Former Director, Core Product Management

S&P Dow Jones Indices

The S&P 500 Low Volatility Index® made a valiant comeback in late 2018 after trailing for most of the year.  The strategy index finished the year well by just staying in positive territory at a 0.27% gain, when the broader S&P 500 declined 4%.  It was also the best performing factor index among those based on the S&P 500.  To date in 2019, it is predictably trailing the broader benchmark, up 9.2% versus a gain of 10.1% for the S&P 500.

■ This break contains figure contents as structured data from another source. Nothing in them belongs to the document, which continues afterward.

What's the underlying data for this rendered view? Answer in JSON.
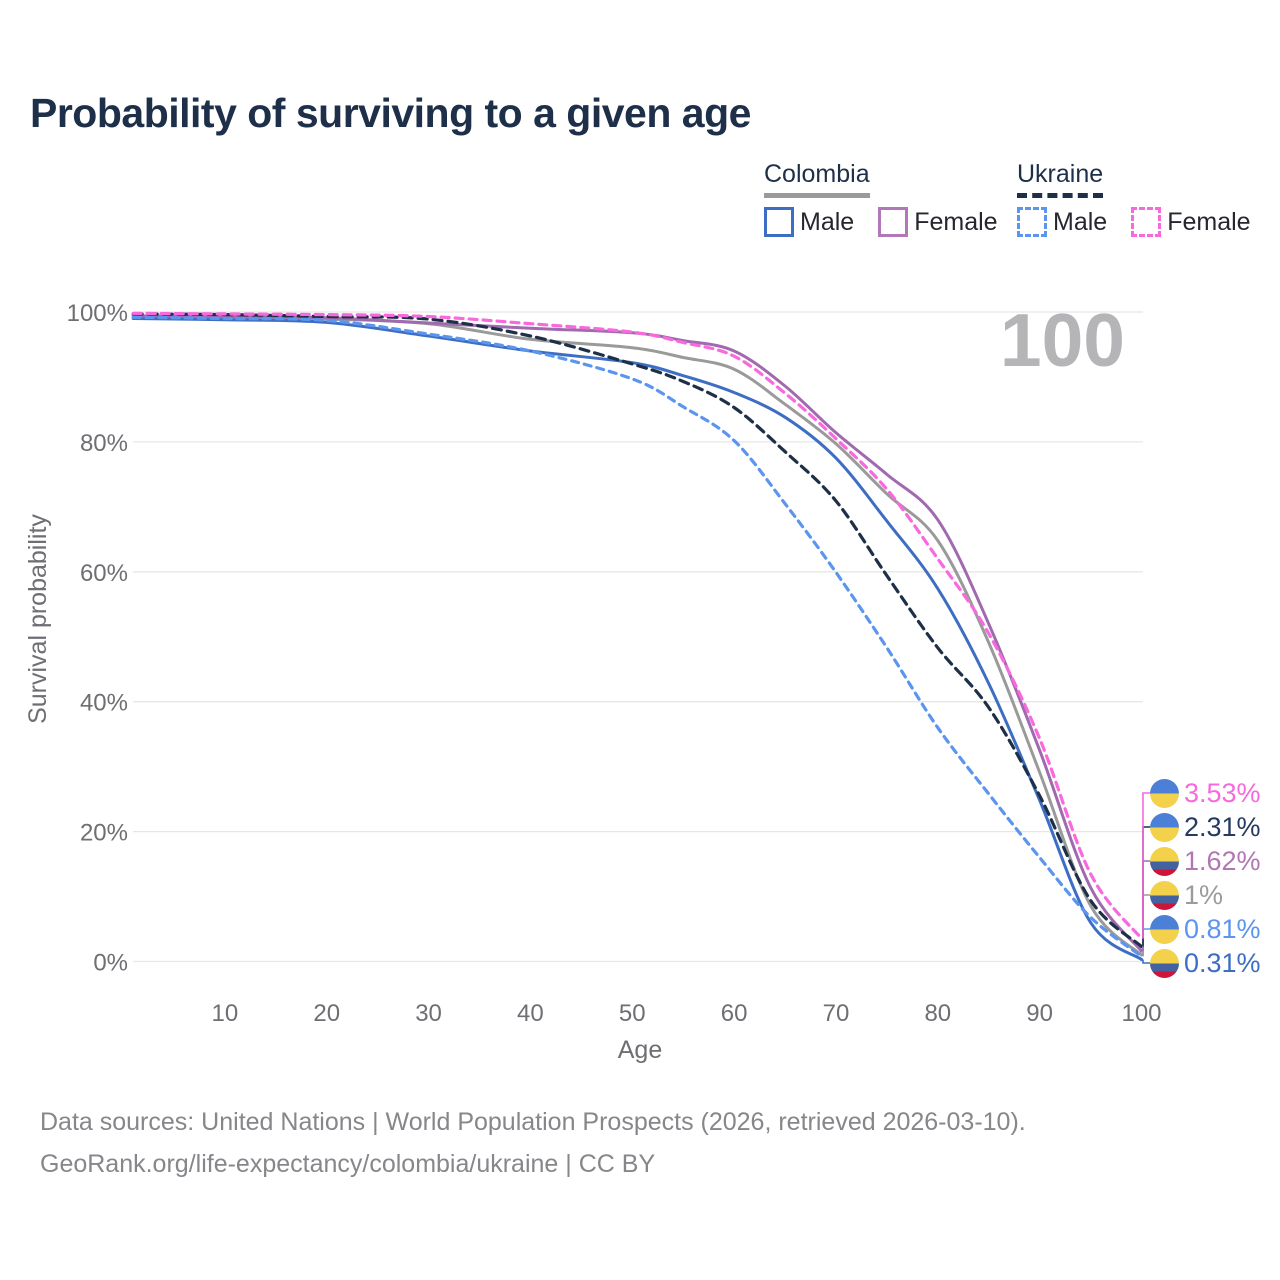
{
  "title": "Probability of surviving to a given age",
  "watermark": "100",
  "legend": {
    "groups": [
      {
        "label": "Colombia",
        "underline_style": "solid",
        "underline_color": "#9a9a9a",
        "items": [
          {
            "label": "Male",
            "color": "#3d6ec3",
            "dashed": false
          },
          {
            "label": "Female",
            "color": "#b177b8",
            "dashed": false
          }
        ]
      },
      {
        "label": "Ukraine",
        "underline_style": "dashed",
        "underline_color": "#1e3048",
        "items": [
          {
            "label": "Male",
            "color": "#5c95f0",
            "dashed": true
          },
          {
            "label": "Female",
            "color": "#f969de",
            "dashed": true
          }
        ]
      }
    ]
  },
  "chart_data": {
    "type": "line",
    "title": "Probability of surviving to a given age",
    "xlabel": "Age",
    "ylabel": "Survival probability",
    "xlim": [
      1,
      100
    ],
    "ylim": [
      0,
      100
    ],
    "grid": "horizontal-only",
    "x_ticks": [
      10,
      20,
      30,
      40,
      50,
      60,
      70,
      80,
      90,
      100
    ],
    "y_ticks": [
      "0%",
      "20%",
      "40%",
      "60%",
      "80%",
      "100%"
    ],
    "x": [
      1,
      10,
      20,
      30,
      40,
      50,
      55,
      60,
      65,
      70,
      75,
      80,
      85,
      90,
      95,
      100
    ],
    "series": [
      {
        "name": "Colombia — Both sexes",
        "country": "colombia",
        "color": "#9a9a9a",
        "dashed": false,
        "end_label": "1%",
        "label_color": "#9b9b9b",
        "values": [
          99.3,
          99.1,
          98.9,
          98.2,
          95.8,
          94.5,
          93.0,
          91.2,
          85.8,
          79.7,
          72.0,
          64.8,
          49.1,
          29.1,
          8.6,
          1.0
        ]
      },
      {
        "name": "Colombia — Male",
        "country": "colombia",
        "color": "#3d6ec3",
        "dashed": false,
        "end_label": "0.31%",
        "label_color": "#3d6ec3",
        "values": [
          99.0,
          98.8,
          98.4,
          96.3,
          94.0,
          92.2,
          90.2,
          87.6,
          83.8,
          77.5,
          67.8,
          57.4,
          42.8,
          24.8,
          6.0,
          0.31
        ]
      },
      {
        "name": "Colombia — Female",
        "country": "colombia",
        "color": "#a169ae",
        "dashed": false,
        "end_label": "1.62%",
        "label_color": "#b077b3",
        "values": [
          99.4,
          99.3,
          99.1,
          98.3,
          97.5,
          96.8,
          95.6,
          94.0,
          88.6,
          81.4,
          75.0,
          68.0,
          52.0,
          32.5,
          11.4,
          1.62
        ]
      },
      {
        "name": "Ukraine — Male",
        "country": "ukraine",
        "color": "#5c95f0",
        "dashed": true,
        "dash": "7 6",
        "end_label": "0.81%",
        "label_color": "#5c95f0",
        "values": [
          99.2,
          99.0,
          98.7,
          96.6,
          94.0,
          89.7,
          85.4,
          80.2,
          70.5,
          59.9,
          48.3,
          36.0,
          25.8,
          16.0,
          6.8,
          0.81
        ]
      },
      {
        "name": "Ukraine — Both sexes",
        "country": "ukraine",
        "color": "#1e3048",
        "dashed": true,
        "dash": "9 6",
        "end_label": "2.31%",
        "label_color": "#253a5e",
        "values": [
          99.7,
          99.6,
          99.3,
          98.9,
          96.3,
          92.0,
          89.3,
          85.3,
          78.5,
          70.9,
          59.4,
          48.3,
          39.1,
          25.5,
          9.4,
          2.31
        ]
      },
      {
        "name": "Ukraine — Female",
        "country": "ukraine",
        "color": "#f969de",
        "dashed": true,
        "dash": "8 6",
        "end_label": "3.53%",
        "label_color": "#f969de",
        "values": [
          99.8,
          99.7,
          99.6,
          99.3,
          98.2,
          96.9,
          95.3,
          93.2,
          87.5,
          80.5,
          72.7,
          62.0,
          50.5,
          34.3,
          13.5,
          3.53
        ]
      }
    ]
  },
  "footer": {
    "line1": "Data sources: United Nations | World Population Prospects (2026, retrieved 2026-03-10).",
    "line2": "GeoRank.org/life-expectancy/colombia/ukraine | CC BY"
  }
}
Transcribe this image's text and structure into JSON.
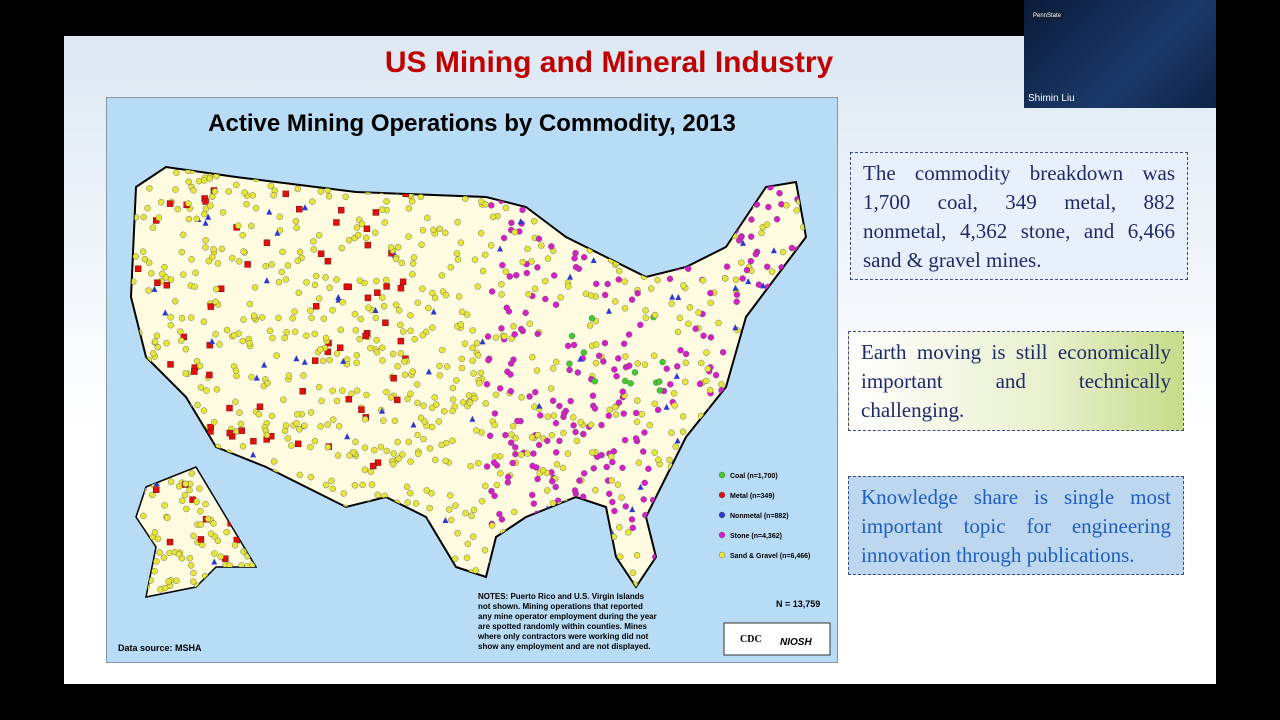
{
  "header": {
    "title": "US Mining and Mineral Industry"
  },
  "map": {
    "title": "Active Mining Operations by Commodity, 2013",
    "legend": [
      "Coal (n=1,700)",
      "Metal (n=349)",
      "Nonmetal (n=882)",
      "Stone (n=4,362)",
      "Sand & Gravel (n=6,466)"
    ],
    "total": "N = 13,759",
    "notes": [
      "NOTES: Puerto Rico and U.S. Virgin Islands",
      "not shown. Mining operations that reported",
      "any mine operator employment during the year",
      "are spotted randomly within counties. Mines",
      "where only contractors were working did not",
      "show any employment and are not displayed."
    ],
    "source": "Data source: MSHA",
    "logos": [
      "CDC",
      "NIOSH"
    ]
  },
  "text_boxes": [
    "The commodity breakdown was 1,700 coal, 349 metal, 882 nonmetal, 4,362 stone, and 6,466 sand & gravel mines.",
    "Earth moving is still economically important and technically challenging.",
    "Knowledge share is single most important topic for engineering innovation through publications."
  ],
  "video": {
    "participant": "Shimin Liu",
    "badge": "PennState"
  }
}
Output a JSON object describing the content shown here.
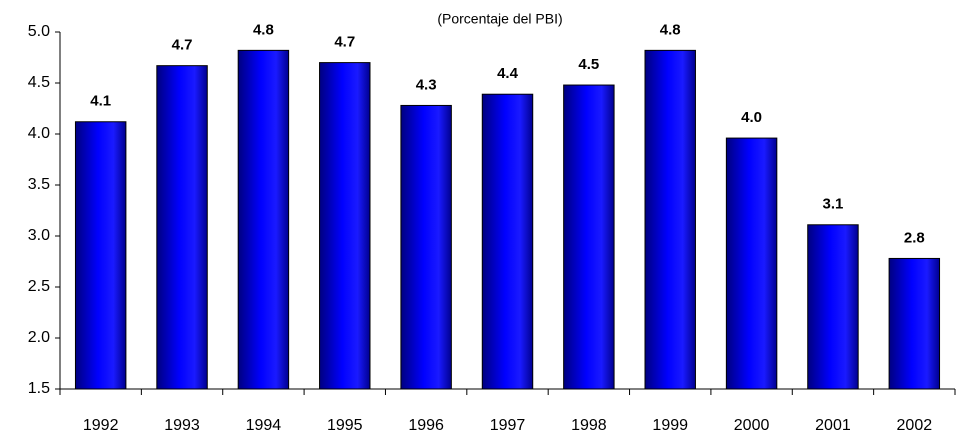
{
  "chart_data": {
    "type": "bar",
    "subtitle": "(Porcentaje del PBI)",
    "categories": [
      "1992",
      "1993",
      "1994",
      "1995",
      "1996",
      "1997",
      "1998",
      "1999",
      "2000",
      "2001",
      "2002"
    ],
    "values": [
      4.12,
      4.67,
      4.82,
      4.7,
      4.28,
      4.39,
      4.48,
      4.82,
      3.96,
      3.11,
      2.78
    ],
    "value_labels": [
      "4.1",
      "4.7",
      "4.8",
      "4.7",
      "4.3",
      "4.4",
      "4.5",
      "4.8",
      "4.0",
      "3.1",
      "2.8"
    ],
    "color": "#0000ff",
    "ylim": [
      1.5,
      5.0
    ],
    "yticks": [
      1.5,
      {
        "value": 2.0,
        "label": "2.0"
      },
      2.5,
      {
        "value": 3.0,
        "label": "3.0"
      },
      3.5,
      {
        "value": 4.0,
        "label": "4.0"
      },
      4.5,
      {
        "value": 5.0,
        "label": "5.0"
      }
    ],
    "grid": false
  }
}
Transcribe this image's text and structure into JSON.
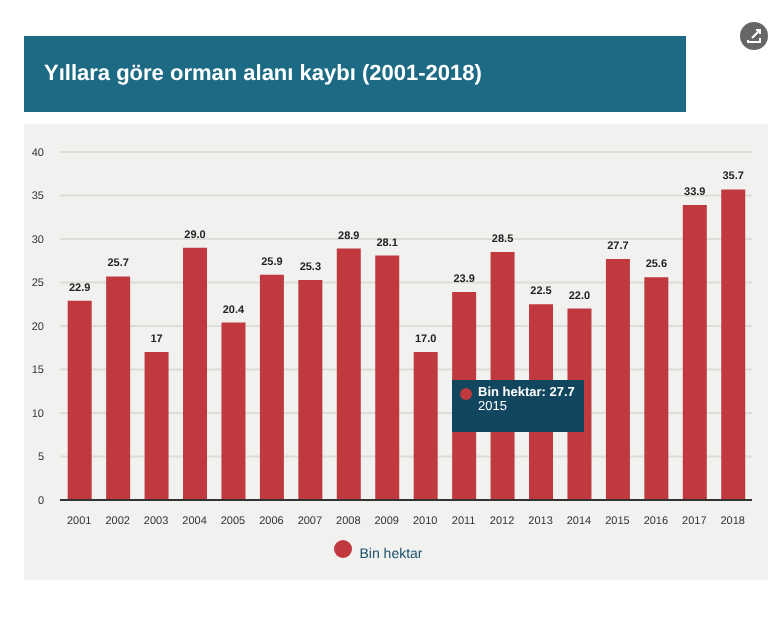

Since the last rebalance for the S&P 500 Low Volatility Index, volatility continued to increase universally across all sectors of the S&P 500.  Among the sectors that increased the most in volatility was Information Technology, up five percentage points, while Utilities’ volatility increased the least.

It is therefore not surprising that the low volatility index increased its weight in Utilities in the latest allocation shuffle; the sector now composes a quarter of the index.  The other significant shift was Health Care, which gave back what it gained in allocation in the previous rebalance.  Unexpectedly, Information Technology’s weight in the low volatility index remained more or less unchanged. This likely means that volatility levels of stocks within the sector were widely dispersed, with pockets of relative stability.

The posts on this blog are opinions, not advice. Please read our Disclaimers.